Robotic emissaries explore the universe for us. Whether traveling to our moon, to other planets, or beyond the Solar System, robots are sometimes much more useful than humans. What are future trends in robotic space exploration? To learn more about this topic, we spoke to Andrew Jones, a doctoral candidate at North Dakota State University who specializes in it.
What do you think next steps are in using robots to explore the universe?
Robots have played, and likely will continue to play, an important role for space exploration. Robotic rovers, such as Curiosity, continue to be used for exploring Mars. In the near-term, there are projects in development to send new robots to planets and moons in the solar system, including additional rovers to Mars. Many of these are teleoperated (remote controlled) from stations on Earth.

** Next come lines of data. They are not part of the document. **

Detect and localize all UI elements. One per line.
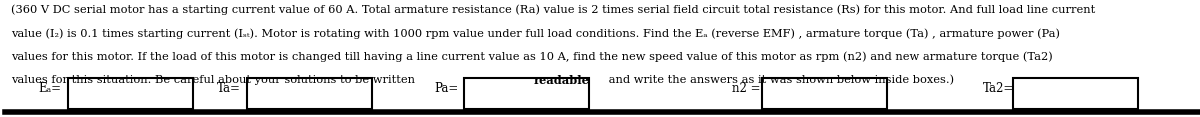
Text: and write the answers as it was shown below inside boxes.): and write the answers as it was shown be… xyxy=(605,75,954,85)
Bar xyxy=(1013,78,1138,109)
Text: Pa=: Pa= xyxy=(434,82,458,95)
Text: values for this situation. Be careful about your solutions to be written: values for this situation. Be careful ab… xyxy=(11,75,419,85)
Text: readable: readable xyxy=(534,75,589,86)
Text: value (I₂) is 0.1 times starting current (Iₛₜ). Motor is rotating with 1000 rpm : value (I₂) is 0.1 times starting current… xyxy=(11,29,1060,39)
Bar xyxy=(762,78,888,109)
Text: Ta=: Ta= xyxy=(217,82,241,95)
Bar xyxy=(68,78,193,109)
Text: Eₐ=: Eₐ= xyxy=(38,82,61,95)
Text: n2 =: n2 = xyxy=(732,82,761,95)
Text: (360 V DC serial motor has a starting current value of 60 A. Total armature resi: (360 V DC serial motor has a starting cu… xyxy=(11,5,1096,15)
Text: Ta2=: Ta2= xyxy=(983,82,1014,95)
Bar xyxy=(247,78,372,109)
Bar xyxy=(464,78,589,109)
Text: values for this motor. If the load of this motor is changed till having a line c: values for this motor. If the load of th… xyxy=(11,52,1052,62)
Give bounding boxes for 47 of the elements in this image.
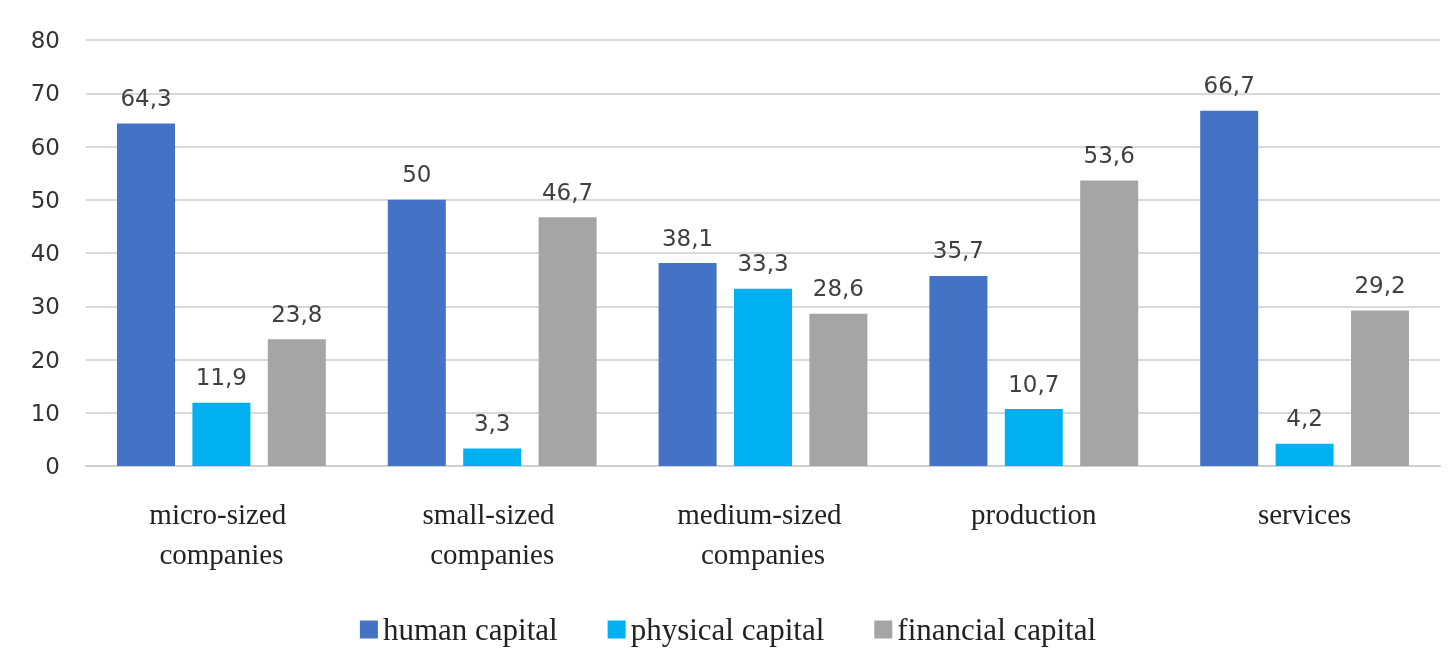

For the exploration of astronomical objects that are farther away, it may be necessary to use robots with increased autonomy – the communication delay would be too high to effectively teleoperate the robot.
What are the major obstacles to creating self-replicating or self-reconfiguring robots?
Both self-replicating and self-reconfiguring robots are creatable. The effectiveness of those types of robot systems, however, would vary significantly based on hardware and software quality. For instance, it would certainly be accomplishable to build a modular robot that can self-reconfigure; but if the configurations don’t have much utility (e.g. accomplishing a goal), then it may be more productive to make a non-modular robot.
Similarly, self-replicating robots may only be beneficial in locations that are difficult to access – otherwise it may be more productive to have a factory build robots instead of making a self-replicating robot. In essence, the obstacle would be finding a justification to add this complex (and difficult-to-achieve) characteristic to a robot system.
For individuals who are interested in working in robotic space exploration, what are some interesting areas for specialization?
In my opinion, robot autonomy is going to be an important research area for robotic space exploration. Furthermore, for up-and-coming researchers, it may be beneficial to join a small satellite (“CubeSat”) project. Many universities have or are starting to have these projects. Participating in them may help students gain experience in the aerospace industry.